Eddie (Fort Worth)
Is Tiger ever going to be the same golfer?
Bill Simmons (1:16 PM)
To me, that's a much bigger question than "Where is LeBron going?" Tiger's comeback is going to be the most fascinating running sports story of my lifetime. I really believe that. We only get a handful of truly transcendent athletes per lifetime, he's one of them, and yet, none of them have ever been tested this way.
The only thing that comes close: When Ali returned from 4 years of boxing exile for refusing to serve in Vietnam.
(A commenter, who is apparently older than 12, is quizzical.)
(Which is followed by this, in which actual history has its viscera removed with a melon-baller.)

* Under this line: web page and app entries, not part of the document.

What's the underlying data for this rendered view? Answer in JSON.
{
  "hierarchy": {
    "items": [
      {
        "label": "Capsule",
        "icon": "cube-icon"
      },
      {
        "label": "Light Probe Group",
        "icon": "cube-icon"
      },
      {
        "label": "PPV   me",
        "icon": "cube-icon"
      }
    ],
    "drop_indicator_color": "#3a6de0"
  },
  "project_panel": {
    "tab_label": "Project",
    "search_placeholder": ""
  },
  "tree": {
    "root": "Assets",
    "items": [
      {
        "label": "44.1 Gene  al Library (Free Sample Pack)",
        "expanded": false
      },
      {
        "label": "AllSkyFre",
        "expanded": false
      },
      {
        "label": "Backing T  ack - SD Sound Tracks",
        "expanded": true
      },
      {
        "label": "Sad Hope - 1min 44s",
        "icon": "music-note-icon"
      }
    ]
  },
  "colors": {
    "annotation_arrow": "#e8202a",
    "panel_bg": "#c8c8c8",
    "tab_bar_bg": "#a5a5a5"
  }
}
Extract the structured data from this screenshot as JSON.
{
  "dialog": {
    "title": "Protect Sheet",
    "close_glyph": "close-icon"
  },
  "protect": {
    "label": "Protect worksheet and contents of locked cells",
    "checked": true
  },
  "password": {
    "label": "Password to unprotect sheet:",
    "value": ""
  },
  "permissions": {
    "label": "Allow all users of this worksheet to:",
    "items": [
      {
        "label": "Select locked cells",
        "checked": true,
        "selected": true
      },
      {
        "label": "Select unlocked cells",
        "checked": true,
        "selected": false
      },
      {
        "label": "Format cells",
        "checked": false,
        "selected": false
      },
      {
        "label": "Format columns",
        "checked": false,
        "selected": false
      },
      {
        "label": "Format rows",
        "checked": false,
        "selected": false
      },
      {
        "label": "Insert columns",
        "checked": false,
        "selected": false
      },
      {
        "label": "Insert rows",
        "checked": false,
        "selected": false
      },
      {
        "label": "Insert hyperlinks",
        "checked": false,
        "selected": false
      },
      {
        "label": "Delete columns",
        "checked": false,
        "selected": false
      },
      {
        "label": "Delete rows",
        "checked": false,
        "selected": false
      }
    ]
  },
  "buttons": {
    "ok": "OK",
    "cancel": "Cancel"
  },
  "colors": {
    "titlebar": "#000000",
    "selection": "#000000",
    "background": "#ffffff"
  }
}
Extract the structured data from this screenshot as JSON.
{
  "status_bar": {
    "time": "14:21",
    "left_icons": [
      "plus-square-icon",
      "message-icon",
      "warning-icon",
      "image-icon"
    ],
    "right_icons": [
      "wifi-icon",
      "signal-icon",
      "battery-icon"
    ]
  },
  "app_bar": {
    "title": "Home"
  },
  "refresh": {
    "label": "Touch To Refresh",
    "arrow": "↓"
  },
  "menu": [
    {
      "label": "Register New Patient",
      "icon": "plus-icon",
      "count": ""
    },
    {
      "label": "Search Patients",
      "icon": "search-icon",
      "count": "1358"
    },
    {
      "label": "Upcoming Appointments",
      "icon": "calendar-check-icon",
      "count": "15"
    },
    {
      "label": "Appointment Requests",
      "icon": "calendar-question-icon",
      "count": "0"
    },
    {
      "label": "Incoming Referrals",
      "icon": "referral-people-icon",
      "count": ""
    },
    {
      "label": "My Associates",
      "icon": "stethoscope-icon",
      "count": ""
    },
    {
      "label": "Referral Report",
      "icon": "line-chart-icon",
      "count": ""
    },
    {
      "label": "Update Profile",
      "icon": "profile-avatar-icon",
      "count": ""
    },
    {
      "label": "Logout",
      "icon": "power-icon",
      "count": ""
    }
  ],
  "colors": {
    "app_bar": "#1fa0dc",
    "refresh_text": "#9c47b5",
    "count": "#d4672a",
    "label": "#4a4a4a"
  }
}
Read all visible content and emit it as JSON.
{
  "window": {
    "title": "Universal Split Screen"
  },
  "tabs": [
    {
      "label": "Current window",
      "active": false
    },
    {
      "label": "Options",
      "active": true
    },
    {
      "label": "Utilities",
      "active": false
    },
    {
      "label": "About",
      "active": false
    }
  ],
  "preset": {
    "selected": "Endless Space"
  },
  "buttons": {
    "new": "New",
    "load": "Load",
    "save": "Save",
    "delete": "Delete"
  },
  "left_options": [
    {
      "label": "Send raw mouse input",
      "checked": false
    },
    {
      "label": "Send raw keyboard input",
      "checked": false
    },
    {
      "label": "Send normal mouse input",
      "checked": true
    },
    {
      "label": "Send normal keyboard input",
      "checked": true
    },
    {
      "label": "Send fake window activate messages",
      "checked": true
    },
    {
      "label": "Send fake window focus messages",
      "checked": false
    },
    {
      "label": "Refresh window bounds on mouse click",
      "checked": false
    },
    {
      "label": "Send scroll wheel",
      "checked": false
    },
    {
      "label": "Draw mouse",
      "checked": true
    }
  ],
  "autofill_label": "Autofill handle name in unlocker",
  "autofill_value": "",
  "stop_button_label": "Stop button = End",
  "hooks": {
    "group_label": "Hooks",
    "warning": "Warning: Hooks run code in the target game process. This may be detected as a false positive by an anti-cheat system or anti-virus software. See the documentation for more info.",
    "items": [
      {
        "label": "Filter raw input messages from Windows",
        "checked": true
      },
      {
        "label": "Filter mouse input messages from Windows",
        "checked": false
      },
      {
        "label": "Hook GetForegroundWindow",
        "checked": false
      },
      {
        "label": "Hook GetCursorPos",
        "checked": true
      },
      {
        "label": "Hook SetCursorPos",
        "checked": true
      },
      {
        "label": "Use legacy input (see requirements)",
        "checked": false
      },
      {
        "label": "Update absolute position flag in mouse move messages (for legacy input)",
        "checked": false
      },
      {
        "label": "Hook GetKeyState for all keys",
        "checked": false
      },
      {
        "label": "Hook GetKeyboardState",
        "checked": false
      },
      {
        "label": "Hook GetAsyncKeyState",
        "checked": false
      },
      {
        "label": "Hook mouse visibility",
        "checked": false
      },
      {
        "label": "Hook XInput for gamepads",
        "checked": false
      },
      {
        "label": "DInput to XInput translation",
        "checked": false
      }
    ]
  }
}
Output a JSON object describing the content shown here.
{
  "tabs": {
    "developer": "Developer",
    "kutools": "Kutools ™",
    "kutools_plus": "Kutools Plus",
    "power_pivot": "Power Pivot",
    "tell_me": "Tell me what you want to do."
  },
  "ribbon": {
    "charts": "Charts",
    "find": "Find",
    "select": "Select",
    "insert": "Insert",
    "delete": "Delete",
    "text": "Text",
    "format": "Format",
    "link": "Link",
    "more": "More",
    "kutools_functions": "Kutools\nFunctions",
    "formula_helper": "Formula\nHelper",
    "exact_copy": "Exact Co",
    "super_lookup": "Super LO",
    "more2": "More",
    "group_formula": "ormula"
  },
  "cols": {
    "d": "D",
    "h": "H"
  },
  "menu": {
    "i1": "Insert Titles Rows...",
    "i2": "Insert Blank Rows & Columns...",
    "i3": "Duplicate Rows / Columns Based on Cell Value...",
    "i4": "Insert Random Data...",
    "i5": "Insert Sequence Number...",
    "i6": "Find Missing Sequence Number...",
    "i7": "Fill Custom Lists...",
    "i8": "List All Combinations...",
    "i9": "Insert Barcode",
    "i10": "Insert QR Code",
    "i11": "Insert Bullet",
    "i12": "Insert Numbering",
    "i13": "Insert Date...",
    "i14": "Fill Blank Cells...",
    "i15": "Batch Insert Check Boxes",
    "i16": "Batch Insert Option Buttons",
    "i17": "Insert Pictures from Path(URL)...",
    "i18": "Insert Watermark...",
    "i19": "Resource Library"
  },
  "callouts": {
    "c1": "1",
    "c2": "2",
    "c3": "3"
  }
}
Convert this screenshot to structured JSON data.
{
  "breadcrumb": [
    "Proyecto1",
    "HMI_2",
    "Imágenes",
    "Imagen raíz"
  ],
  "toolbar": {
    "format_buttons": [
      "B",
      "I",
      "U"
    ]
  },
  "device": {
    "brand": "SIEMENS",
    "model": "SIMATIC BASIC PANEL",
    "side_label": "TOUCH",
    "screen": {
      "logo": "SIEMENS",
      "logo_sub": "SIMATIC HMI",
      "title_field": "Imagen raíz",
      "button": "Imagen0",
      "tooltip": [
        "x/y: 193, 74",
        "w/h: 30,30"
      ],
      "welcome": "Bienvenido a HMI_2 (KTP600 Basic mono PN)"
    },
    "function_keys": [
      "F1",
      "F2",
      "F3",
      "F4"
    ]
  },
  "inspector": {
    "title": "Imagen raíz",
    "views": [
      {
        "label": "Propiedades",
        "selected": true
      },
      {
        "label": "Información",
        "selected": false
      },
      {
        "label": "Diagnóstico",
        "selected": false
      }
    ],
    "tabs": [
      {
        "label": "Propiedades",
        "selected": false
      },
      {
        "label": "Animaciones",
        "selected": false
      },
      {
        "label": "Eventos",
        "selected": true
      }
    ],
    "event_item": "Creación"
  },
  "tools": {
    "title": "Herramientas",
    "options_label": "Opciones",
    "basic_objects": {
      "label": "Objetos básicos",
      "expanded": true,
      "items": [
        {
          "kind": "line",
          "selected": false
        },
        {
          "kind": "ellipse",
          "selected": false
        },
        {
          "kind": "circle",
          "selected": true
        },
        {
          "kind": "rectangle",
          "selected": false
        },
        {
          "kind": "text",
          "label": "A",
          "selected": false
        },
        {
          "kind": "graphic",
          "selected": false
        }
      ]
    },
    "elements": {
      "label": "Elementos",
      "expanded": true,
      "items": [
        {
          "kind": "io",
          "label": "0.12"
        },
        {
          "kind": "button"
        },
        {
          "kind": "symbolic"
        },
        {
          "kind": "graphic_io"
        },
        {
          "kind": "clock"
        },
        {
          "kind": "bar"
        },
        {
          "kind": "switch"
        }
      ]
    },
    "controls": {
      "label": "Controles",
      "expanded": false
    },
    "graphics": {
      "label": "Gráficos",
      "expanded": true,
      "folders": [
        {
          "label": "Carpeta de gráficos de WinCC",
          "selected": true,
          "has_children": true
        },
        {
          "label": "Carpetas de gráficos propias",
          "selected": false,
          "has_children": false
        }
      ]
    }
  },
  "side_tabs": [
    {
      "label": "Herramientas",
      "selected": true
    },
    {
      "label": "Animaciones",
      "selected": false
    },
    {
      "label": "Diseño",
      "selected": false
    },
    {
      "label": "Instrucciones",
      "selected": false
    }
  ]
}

"S: Here's the big difference though: Everyone was rooting for Ali. He never came even 10% close to facing the scrutiny, vitriol and 24/7 news cycle microscope that Tiger will face."
"Everyone" was rooting for Ali? The FBI certainly wasn't. Federal prosecutors certainly weren't. For that matter, the federal government in toto wasn't too fond of him. Various factions of the Nation Of Islam were dubious at best. He was virtually broke. Half the country thought he should be doing roadwork in a cellblock at Leavenworth because he was a draft dodger, and too many people thought he should have been locked up simply for being a black man who was ungrateful for the blessings of white America. As some of you may recall, the Vietnam War and its attendant traumas were a fairly divisive period in our history, and were well beyond the moment when the helicopters lifted off from the roof of the embassy.
(And, later, he's still digging. Notice how the goalposts have begun to move.)
S: You don't know your Ali history. it's true that White America was against him in the mid-60's, but that shifted as America turned against Vietnam. By the time of the Ali-Frazier fight, Frazier was the "old guard" rep and Ali was the "new guard" rep. He had everyone under 35 rooting for him.
We are now up to "everyone under 35," which is also not true, and is completely irrelevant to the original discussion. Having the support of a bunch of young lefties is comforting, but it doesn't make up for losing your livelihood and having the Feds on your case, even if popular support generally for the war has crumbled, and it certainly isn't equivalent to being embarrassed by tabloid television while you stalk the halls of your mansion, waiting to go out and swing a golf club again. There is a profound difference between being a potential punchline and being an potential inmate. And ambivalence about Ali survived the end of the war. If it hadn't, Sylvester Stallone never would have had a movie career.
This isn't hard. This not stuff you have to have lived through. This is stuff you can find out by, you know, reading, which is said to be fundamental. Let us be kind and suggest that young Bill perhaps is unread on the subject of The Sixties, possibly because The Karate Kid was not set in that era.
And, not for nothing, but "cavalcade of bimbos" deserves a shout.